Von Johanna Feckl, Ebersberg

Mutter, Vater und Kind unternehmen einen gemeinsamen Ausflug mit dem Auto. Der fünfjährige Junge schlummert schon bald friedlich ein; kein Gequengel wegen Langeweile kommt von der Rückbank und auch kein ständiges Nachfragen, wann man denn endlich da sei. Das, was für viele Eltern nach einem beneidenswerten Beginn eines Familienausflugs klingen mag, ist in Wahrheit aber gar kein solcher. Zumindest nicht, wenn es nach der Mutter geht.
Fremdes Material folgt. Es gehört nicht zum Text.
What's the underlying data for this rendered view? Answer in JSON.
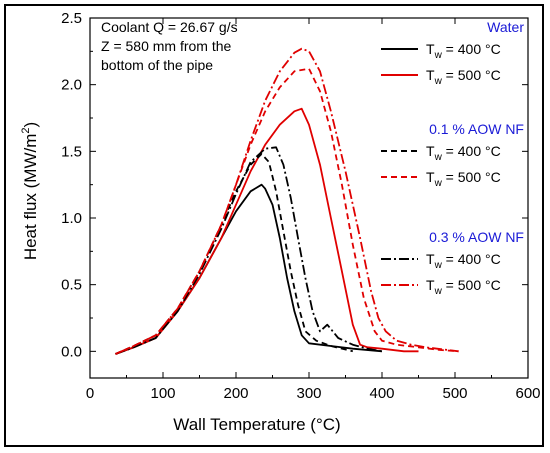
{
  "chart_data": {
    "type": "line",
    "xlabel": "Wall Temperature (°C)",
    "ylabel_main": "Heat flux (MW/m",
    "ylabel_sup": "2",
    "ylabel_end": ")",
    "xlim": [
      0,
      600
    ],
    "ylim": [
      -0.2,
      2.5
    ],
    "x_ticks": [
      0,
      100,
      200,
      300,
      400,
      500,
      600
    ],
    "y_ticks": [
      0.0,
      0.5,
      1.0,
      1.5,
      2.0,
      2.5
    ],
    "y_tick_labels": [
      "0.0",
      "0.5",
      "1.0",
      "1.5",
      "2.0",
      "2.5"
    ],
    "grid": false,
    "legend_position": "right",
    "annotation": [
      "Coolant Q = 26.67 g/s",
      "Z = 580 mm from the",
      "bottom of the pipe"
    ],
    "groups": [
      {
        "title": "Water"
      },
      {
        "title": "0.1 % AOW NF"
      },
      {
        "title": "0.3 % AOW NF"
      }
    ],
    "series": [
      {
        "group": 0,
        "label_main": "T",
        "label_sub": "w",
        "label_rest": " = 400 °C",
        "color": "#000000",
        "dash": "solid",
        "x": [
          35,
          60,
          90,
          120,
          150,
          180,
          200,
          220,
          235,
          240,
          250,
          260,
          270,
          280,
          290,
          300,
          330,
          360,
          400
        ],
        "y": [
          -0.02,
          0.03,
          0.1,
          0.3,
          0.55,
          0.85,
          1.05,
          1.2,
          1.25,
          1.22,
          1.1,
          0.85,
          0.55,
          0.3,
          0.12,
          0.06,
          0.04,
          0.02,
          0.0
        ]
      },
      {
        "group": 0,
        "label_main": "T",
        "label_sub": "w",
        "label_rest": " = 500 °C",
        "color": "#e00000",
        "dash": "solid",
        "x": [
          35,
          60,
          90,
          120,
          150,
          180,
          200,
          220,
          240,
          260,
          280,
          290,
          300,
          315,
          330,
          345,
          360,
          370,
          380,
          400,
          430,
          450
        ],
        "y": [
          -0.02,
          0.03,
          0.1,
          0.3,
          0.55,
          0.85,
          1.1,
          1.35,
          1.55,
          1.7,
          1.8,
          1.82,
          1.7,
          1.4,
          1.0,
          0.6,
          0.2,
          0.05,
          0.03,
          0.02,
          0.0,
          0.0
        ]
      },
      {
        "group": 1,
        "label_main": "T",
        "label_sub": "w",
        "label_rest": " = 400 °C",
        "color": "#000000",
        "dash": "6,4",
        "x": [
          35,
          60,
          90,
          120,
          150,
          180,
          200,
          220,
          235,
          245,
          255,
          265,
          275,
          285,
          295,
          310,
          330,
          360
        ],
        "y": [
          -0.02,
          0.04,
          0.12,
          0.32,
          0.6,
          0.95,
          1.2,
          1.4,
          1.48,
          1.42,
          1.2,
          0.9,
          0.6,
          0.35,
          0.15,
          0.08,
          0.04,
          0.0
        ]
      },
      {
        "group": 1,
        "label_main": "T",
        "label_sub": "w",
        "label_rest": " = 500 °C",
        "color": "#e00000",
        "dash": "6,4",
        "x": [
          35,
          60,
          90,
          120,
          150,
          180,
          200,
          220,
          240,
          260,
          280,
          300,
          315,
          330,
          345,
          360,
          375,
          390,
          400,
          420,
          450,
          480,
          505
        ],
        "y": [
          -0.02,
          0.04,
          0.12,
          0.32,
          0.6,
          0.95,
          1.25,
          1.55,
          1.8,
          1.98,
          2.1,
          2.12,
          1.95,
          1.65,
          1.25,
          0.8,
          0.4,
          0.15,
          0.08,
          0.05,
          0.03,
          0.01,
          0.0
        ]
      },
      {
        "group": 2,
        "label_main": "T",
        "label_sub": "w",
        "label_rest": " = 400 °C",
        "color": "#000000",
        "dash": "10,3,2,3",
        "x": [
          35,
          60,
          90,
          120,
          150,
          180,
          200,
          220,
          240,
          255,
          265,
          275,
          285,
          295,
          305,
          315,
          325,
          340,
          360,
          380,
          400
        ],
        "y": [
          -0.02,
          0.03,
          0.1,
          0.3,
          0.58,
          0.92,
          1.18,
          1.42,
          1.52,
          1.53,
          1.4,
          1.15,
          0.85,
          0.55,
          0.3,
          0.15,
          0.2,
          0.1,
          0.05,
          0.02,
          0.0
        ]
      },
      {
        "group": 2,
        "label_main": "T",
        "label_sub": "w",
        "label_rest": " = 500 °C",
        "color": "#e00000",
        "dash": "10,3,2,3",
        "x": [
          35,
          60,
          90,
          120,
          150,
          180,
          200,
          220,
          240,
          260,
          280,
          290,
          300,
          315,
          330,
          350,
          370,
          385,
          395,
          405,
          420,
          440,
          460,
          490,
          505
        ],
        "y": [
          -0.02,
          0.04,
          0.12,
          0.32,
          0.6,
          0.95,
          1.25,
          1.58,
          1.88,
          2.1,
          2.24,
          2.27,
          2.25,
          2.1,
          1.8,
          1.35,
          0.85,
          0.45,
          0.25,
          0.15,
          0.08,
          0.05,
          0.03,
          0.01,
          0.0
        ]
      }
    ]
  }
}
Im Rahmen dieser Autofahrt beschuldigt sie den Vater ihres Kindes nämlich der Nötigung und Freiheitsberaubung.

In den Ausführungen der 48-jährigen Mutter klingen die Geschehnisse rund um die Autofahrt dann folgendermaßen: Ihr damaliger Lebensgefährte fuhr mit dem gemeinsamen Sohn zu einem Fast Food-Restaurant. Dabei soll er ihr deutlich zu verstehen gegeben haben, dass er den Sohn nicht mehr zurückbringen würde. Wie es genau dazu kam, dass sie selbst dann auf einmal mit dem schlafenden Sohn im Wagen saß, wurde nicht ganz klar. Ob das etwaigen Ungereimtheiten in ihren Ausführungen oder aber der Übersetzung des Dolmetschers der gebürtigen Rumänin geschuldet war, bleibt fraglich.

Irgendwie kam es dazu, dass ihr Ex-Lebensgefährte einwilligte, Mutter und Sohn nach Hause zu fahren. Und irgendwie ist die kleine Familie stattdessen aber auf einem Parkplatz in Grafing gelandet. Und irgendwie teilte die 48-Jährige dort dem 44-jährigen Kindsvater mit, dass sie nicht mehr mit ihm zusammen sein möchte. Und irgendwie schaffte die Frau es dann noch, ihren ab diesem Zeitpunkt nun Ex-Partner davon zu überzeugen, sie und den gemeinsamen Sohn als eine Art letzte wohlwollende Tat doch noch nach Hause zu bringen.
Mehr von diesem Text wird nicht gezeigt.